AUSTIN (KXAN) — Austin Public Health is looking into the possibility of using a faster type of COVID-19 test than it’s currently administering on patients, Dr. Mark Escott said in a briefing with Travis County Commissioners.

Currently, the health department uses PCR tests, which are swabs that are sent to labs to detect the virus. But Escott says as the use of antigen tests is growing, the county is looking at those as an option.

Antigen tests produce results more rapidly than PCR tests. Escott says antigen tests can yield a positive or negative test result as quickly as 15 minutes.

“If we have a test that we can reliably use that we can, you know, provide an answer to someone before they leave our site, we can get a whole lot better control over this for future outbreaks than sending off tests that are going to take three or four, 10 days,” Escott told county commissioners.

However, Escott admits antigen tests don’t have as high of an accuracy as traditional PCR tests.

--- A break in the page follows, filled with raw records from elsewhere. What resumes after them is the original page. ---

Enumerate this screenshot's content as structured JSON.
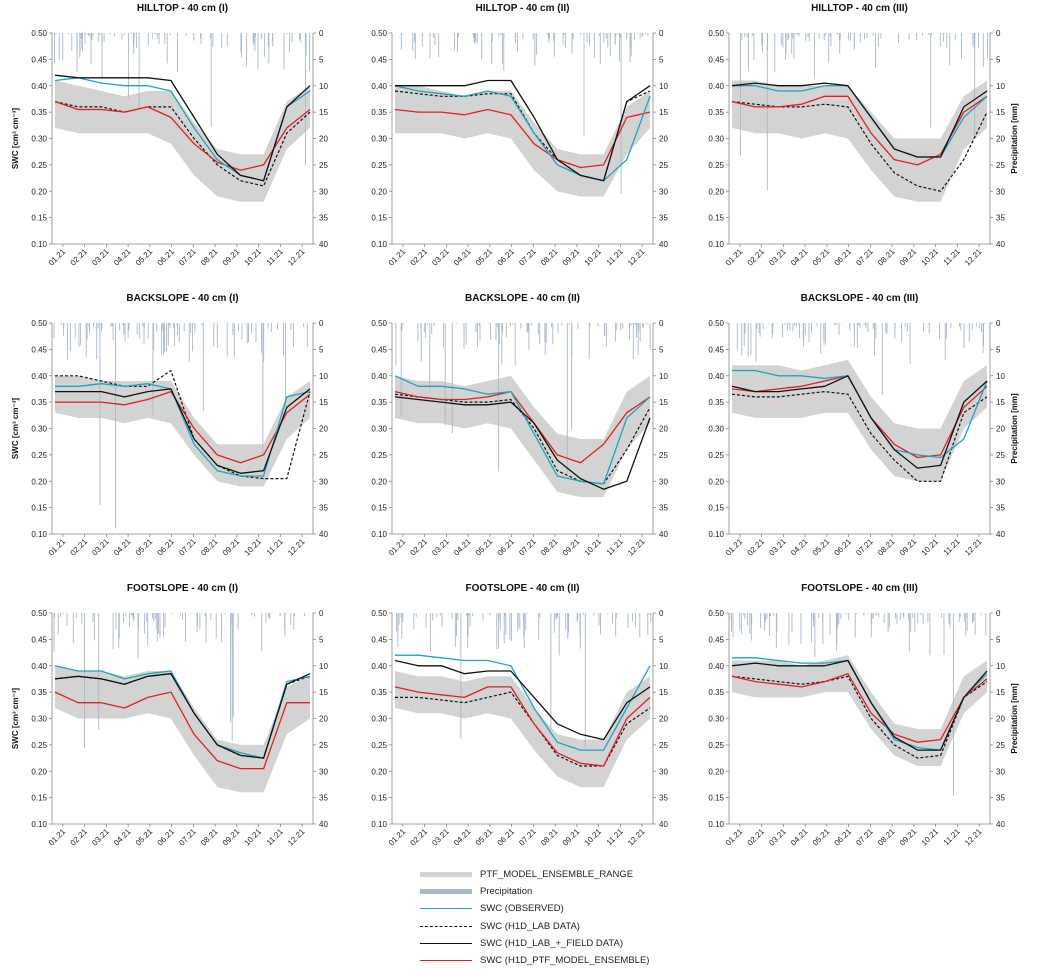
{
  "chart_data": {
    "type": "line",
    "x_ticks": [
      "01.21",
      "02.21",
      "03.21",
      "04.21",
      "05.21",
      "06.21",
      "07.21",
      "08.21",
      "09.21",
      "10.21",
      "11.21",
      "12.21"
    ],
    "y_left_ticks": [
      "0.10",
      "0.15",
      "0.20",
      "0.25",
      "0.30",
      "0.35",
      "0.40",
      "0.45",
      "0.50"
    ],
    "y_right_ticks": [
      "0",
      "5",
      "10",
      "15",
      "20",
      "25",
      "30",
      "35",
      "40"
    ],
    "ylabel_left": "SWC [cm³ cm⁻³]",
    "ylabel_right": "Precipitation [mm]",
    "ylim_left": [
      0.1,
      0.5
    ],
    "ylim_right": [
      40,
      0
    ],
    "colors": {
      "range": "#d3d3d3",
      "precip": "#a9b8cc",
      "observed": "#1ba5c4",
      "lab": "#111111",
      "lab_field": "#111111",
      "ptf": "#e02020"
    },
    "legend": {
      "items": [
        {
          "key": "range",
          "label": "PTF_MODEL_ENSEMBLE_RANGE"
        },
        {
          "key": "precip",
          "label": "Precipitation"
        },
        {
          "key": "observed",
          "label": "SWC (OBSERVED)"
        },
        {
          "key": "lab",
          "label": "SWC (H1D_LAB DATA)"
        },
        {
          "key": "lab_field",
          "label": "SWC (H1D_LAB_+_FIELD DATA)"
        },
        {
          "key": "ptf",
          "label": "SWC (H1D_PTF_MODEL_ENSEMBLE)"
        }
      ]
    },
    "panels": [
      {
        "title": "HILLTOP - 40 cm (I)",
        "observed": [
          0.41,
          0.415,
          0.405,
          0.4,
          0.4,
          0.39,
          0.32,
          0.26,
          0.23,
          0.22,
          0.36,
          0.39
        ],
        "lab": [
          0.37,
          0.36,
          0.36,
          0.35,
          0.36,
          0.36,
          0.3,
          0.25,
          0.22,
          0.21,
          0.31,
          0.35
        ],
        "lab_field": [
          0.42,
          0.415,
          0.415,
          0.415,
          0.415,
          0.41,
          0.34,
          0.27,
          0.23,
          0.22,
          0.36,
          0.4
        ],
        "ptf": [
          0.37,
          0.355,
          0.355,
          0.35,
          0.36,
          0.34,
          0.29,
          0.255,
          0.24,
          0.25,
          0.32,
          0.355
        ],
        "range_low": [
          0.32,
          0.31,
          0.31,
          0.31,
          0.31,
          0.29,
          0.23,
          0.19,
          0.18,
          0.18,
          0.28,
          0.32
        ],
        "range_high": [
          0.41,
          0.4,
          0.39,
          0.38,
          0.39,
          0.39,
          0.33,
          0.28,
          0.27,
          0.27,
          0.37,
          0.4
        ]
      },
      {
        "title": "HILLTOP - 40 cm (II)",
        "observed": [
          0.4,
          0.39,
          0.385,
          0.38,
          0.39,
          0.38,
          0.31,
          0.25,
          0.23,
          0.22,
          0.26,
          0.38
        ],
        "lab": [
          0.39,
          0.385,
          0.38,
          0.38,
          0.385,
          0.385,
          0.31,
          0.26,
          0.23,
          0.22,
          0.37,
          0.39
        ],
        "lab_field": [
          0.4,
          0.4,
          0.4,
          0.4,
          0.41,
          0.41,
          0.34,
          0.26,
          0.23,
          0.22,
          0.37,
          0.4
        ],
        "ptf": [
          0.355,
          0.35,
          0.35,
          0.345,
          0.355,
          0.345,
          0.29,
          0.26,
          0.245,
          0.25,
          0.34,
          0.35
        ],
        "range_low": [
          0.31,
          0.31,
          0.31,
          0.3,
          0.31,
          0.3,
          0.24,
          0.2,
          0.19,
          0.19,
          0.27,
          0.32
        ],
        "range_high": [
          0.4,
          0.4,
          0.39,
          0.38,
          0.39,
          0.39,
          0.33,
          0.28,
          0.27,
          0.27,
          0.36,
          0.39
        ]
      },
      {
        "title": "HILLTOP - 40 cm (III)",
        "observed": [
          0.4,
          0.4,
          0.39,
          0.39,
          0.4,
          0.4,
          0.34,
          0.28,
          0.265,
          0.265,
          0.34,
          0.38
        ],
        "lab": [
          0.37,
          0.365,
          0.36,
          0.36,
          0.365,
          0.36,
          0.29,
          0.235,
          0.21,
          0.2,
          0.26,
          0.35
        ],
        "lab_field": [
          0.4,
          0.405,
          0.4,
          0.4,
          0.405,
          0.4,
          0.34,
          0.28,
          0.265,
          0.265,
          0.36,
          0.39
        ],
        "ptf": [
          0.37,
          0.36,
          0.36,
          0.365,
          0.38,
          0.38,
          0.31,
          0.26,
          0.25,
          0.27,
          0.35,
          0.38
        ],
        "range_low": [
          0.32,
          0.31,
          0.31,
          0.3,
          0.31,
          0.3,
          0.24,
          0.19,
          0.18,
          0.18,
          0.28,
          0.32
        ],
        "range_high": [
          0.41,
          0.41,
          0.4,
          0.4,
          0.4,
          0.4,
          0.35,
          0.3,
          0.3,
          0.3,
          0.38,
          0.41
        ]
      },
      {
        "title": "BACKSLOPE - 40 cm (I)",
        "observed": [
          0.38,
          0.38,
          0.385,
          0.38,
          0.385,
          0.375,
          0.27,
          0.22,
          0.21,
          0.21,
          0.36,
          0.37
        ],
        "lab": [
          0.4,
          0.4,
          0.39,
          0.38,
          0.38,
          0.41,
          0.28,
          0.23,
          0.21,
          0.205,
          0.205,
          0.37
        ],
        "lab_field": [
          0.37,
          0.37,
          0.37,
          0.36,
          0.37,
          0.375,
          0.28,
          0.23,
          0.215,
          0.22,
          0.34,
          0.375
        ],
        "ptf": [
          0.35,
          0.35,
          0.35,
          0.345,
          0.355,
          0.37,
          0.3,
          0.25,
          0.235,
          0.25,
          0.33,
          0.365
        ],
        "range_low": [
          0.33,
          0.32,
          0.32,
          0.31,
          0.32,
          0.31,
          0.25,
          0.2,
          0.19,
          0.19,
          0.28,
          0.32
        ],
        "range_high": [
          0.4,
          0.4,
          0.39,
          0.39,
          0.39,
          0.39,
          0.32,
          0.27,
          0.27,
          0.27,
          0.36,
          0.39
        ]
      },
      {
        "title": "BACKSLOPE - 40 cm (II)",
        "observed": [
          0.4,
          0.38,
          0.38,
          0.375,
          0.365,
          0.37,
          0.29,
          0.21,
          0.2,
          0.195,
          0.32,
          0.36
        ],
        "lab": [
          0.365,
          0.36,
          0.355,
          0.35,
          0.35,
          0.355,
          0.3,
          0.22,
          0.2,
          0.195,
          0.26,
          0.34
        ],
        "lab_field": [
          0.36,
          0.355,
          0.35,
          0.345,
          0.345,
          0.35,
          0.31,
          0.24,
          0.205,
          0.185,
          0.2,
          0.32
        ],
        "ptf": [
          0.37,
          0.36,
          0.355,
          0.355,
          0.36,
          0.37,
          0.31,
          0.25,
          0.235,
          0.27,
          0.33,
          0.36
        ],
        "range_low": [
          0.32,
          0.31,
          0.31,
          0.3,
          0.31,
          0.3,
          0.24,
          0.18,
          0.17,
          0.17,
          0.26,
          0.31
        ],
        "range_high": [
          0.4,
          0.39,
          0.39,
          0.38,
          0.39,
          0.4,
          0.34,
          0.29,
          0.28,
          0.28,
          0.37,
          0.4
        ]
      },
      {
        "title": "BACKSLOPE - 40 cm (III)",
        "observed": [
          0.41,
          0.41,
          0.4,
          0.4,
          0.395,
          0.4,
          0.32,
          0.26,
          0.25,
          0.245,
          0.28,
          0.39
        ],
        "lab": [
          0.365,
          0.36,
          0.36,
          0.365,
          0.37,
          0.365,
          0.29,
          0.24,
          0.2,
          0.2,
          0.33,
          0.36
        ],
        "lab_field": [
          0.38,
          0.37,
          0.37,
          0.375,
          0.38,
          0.4,
          0.32,
          0.26,
          0.225,
          0.23,
          0.35,
          0.39
        ],
        "ptf": [
          0.375,
          0.37,
          0.375,
          0.38,
          0.39,
          0.4,
          0.32,
          0.27,
          0.245,
          0.25,
          0.34,
          0.38
        ],
        "range_low": [
          0.33,
          0.32,
          0.32,
          0.32,
          0.33,
          0.33,
          0.26,
          0.21,
          0.2,
          0.2,
          0.3,
          0.34
        ],
        "range_high": [
          0.42,
          0.42,
          0.42,
          0.41,
          0.42,
          0.43,
          0.36,
          0.31,
          0.3,
          0.3,
          0.39,
          0.42
        ]
      },
      {
        "title": "FOOTSLOPE - 40 cm (I)",
        "observed": [
          0.4,
          0.39,
          0.39,
          0.375,
          0.385,
          0.39,
          0.31,
          0.25,
          0.235,
          0.225,
          0.37,
          0.38
        ],
        "lab": [
          0.375,
          0.38,
          0.375,
          0.365,
          0.38,
          0.385,
          0.31,
          0.25,
          0.23,
          0.225,
          0.365,
          0.38
        ],
        "lab_field": [
          0.375,
          0.38,
          0.375,
          0.365,
          0.38,
          0.385,
          0.31,
          0.25,
          0.23,
          0.225,
          0.365,
          0.385
        ],
        "ptf": [
          0.35,
          0.33,
          0.33,
          0.32,
          0.34,
          0.35,
          0.27,
          0.22,
          0.205,
          0.205,
          0.33,
          0.33
        ],
        "range_low": [
          0.32,
          0.3,
          0.3,
          0.3,
          0.31,
          0.3,
          0.23,
          0.17,
          0.16,
          0.16,
          0.27,
          0.3
        ],
        "range_high": [
          0.4,
          0.39,
          0.39,
          0.38,
          0.39,
          0.39,
          0.32,
          0.26,
          0.25,
          0.25,
          0.36,
          0.38
        ]
      },
      {
        "title": "FOOTSLOPE - 40 cm (II)",
        "observed": [
          0.42,
          0.42,
          0.415,
          0.41,
          0.41,
          0.4,
          0.32,
          0.255,
          0.24,
          0.24,
          0.32,
          0.4
        ],
        "lab": [
          0.34,
          0.34,
          0.335,
          0.33,
          0.34,
          0.35,
          0.29,
          0.23,
          0.21,
          0.21,
          0.29,
          0.32
        ],
        "lab_field": [
          0.41,
          0.4,
          0.4,
          0.385,
          0.39,
          0.39,
          0.34,
          0.29,
          0.27,
          0.26,
          0.33,
          0.36
        ],
        "ptf": [
          0.36,
          0.35,
          0.345,
          0.34,
          0.36,
          0.36,
          0.29,
          0.235,
          0.215,
          0.21,
          0.3,
          0.34
        ],
        "range_low": [
          0.32,
          0.31,
          0.31,
          0.3,
          0.31,
          0.3,
          0.24,
          0.19,
          0.17,
          0.17,
          0.26,
          0.3
        ],
        "range_high": [
          0.39,
          0.38,
          0.38,
          0.37,
          0.38,
          0.38,
          0.32,
          0.27,
          0.26,
          0.26,
          0.35,
          0.38
        ]
      },
      {
        "title": "FOOTSLOPE - 40 cm (III)",
        "observed": [
          0.415,
          0.415,
          0.41,
          0.405,
          0.405,
          0.41,
          0.33,
          0.26,
          0.245,
          0.24,
          0.34,
          0.385
        ],
        "lab": [
          0.38,
          0.375,
          0.37,
          0.365,
          0.37,
          0.38,
          0.3,
          0.25,
          0.225,
          0.23,
          0.34,
          0.37
        ],
        "lab_field": [
          0.4,
          0.405,
          0.4,
          0.4,
          0.4,
          0.41,
          0.33,
          0.265,
          0.24,
          0.24,
          0.34,
          0.39
        ],
        "ptf": [
          0.38,
          0.37,
          0.365,
          0.36,
          0.37,
          0.385,
          0.31,
          0.27,
          0.255,
          0.26,
          0.34,
          0.375
        ],
        "range_low": [
          0.35,
          0.34,
          0.34,
          0.34,
          0.35,
          0.35,
          0.28,
          0.23,
          0.21,
          0.21,
          0.31,
          0.35
        ],
        "range_high": [
          0.41,
          0.41,
          0.41,
          0.4,
          0.41,
          0.42,
          0.35,
          0.29,
          0.28,
          0.28,
          0.38,
          0.41
        ]
      }
    ]
  }
}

“It’s not quite as accurate as the regular PCR testing that we send off to labs, but it’s probably good enough,” he said.

He added that the antigen tests “may not be detecting cases where disease transmission is not possible, because the viral load is so low.”

“It’d be nice to know about those cases, but it’s not really essential for public health to know about cases that can’t transmit,” Escott explained.

Tarrytown Pharmacy began using an FDA Emergency Use Authorized antigen test administered through nasal swab about a week and a half ago.

“It’s been insanely popular just because of the lack of testing available in Austin and the importance of being able to get quick and rapid results,” said pharmacist James Cong.

Cong says Tarrytown Pharmacy currently has the capacity to administer about 50 of the tests per day and those slots have been completely booked almost every day. The pharmacy is working to double its capacity for testing, soon.

Cong says with the machine the pharmacy uses to test samples on-site, results are often ready in as little as 20 to 30 minutes. The pharmacy can then call the patient, tell him or her how to proceed and offer a consultation with a pharmacist, if needed.

“So the positives, in my opinion, greatly outweigh the negatives in being able to get a result back and in the chance that you are positive, you know not to interact with others, quarantine yourself for 14 days, and then seek follow up,” Cong said.

Cong says antigen tests can yield false positives anywhere from 10 to 20% of the time. However, he says, those that come back positive can generally be trusted to be a truly positive result.

Cong says because of the higher rate of false positives with antigen testing, he still recommends that anyone with symptoms who tests positive quarantine and possibly follow up with a traditional PCR test.

He says many of those who have tested positive using the antigen testing at Tarrytown Pharmacy, however, have been asymptomatic.

“Those are people who, if they had to wait six to 10 days for a test result to come back, they may be more inclined to interact with family members and friends, go to work, just interact with the general public,” Cong said. “So, the positives, in my opinion, greatly outweigh the negatives.”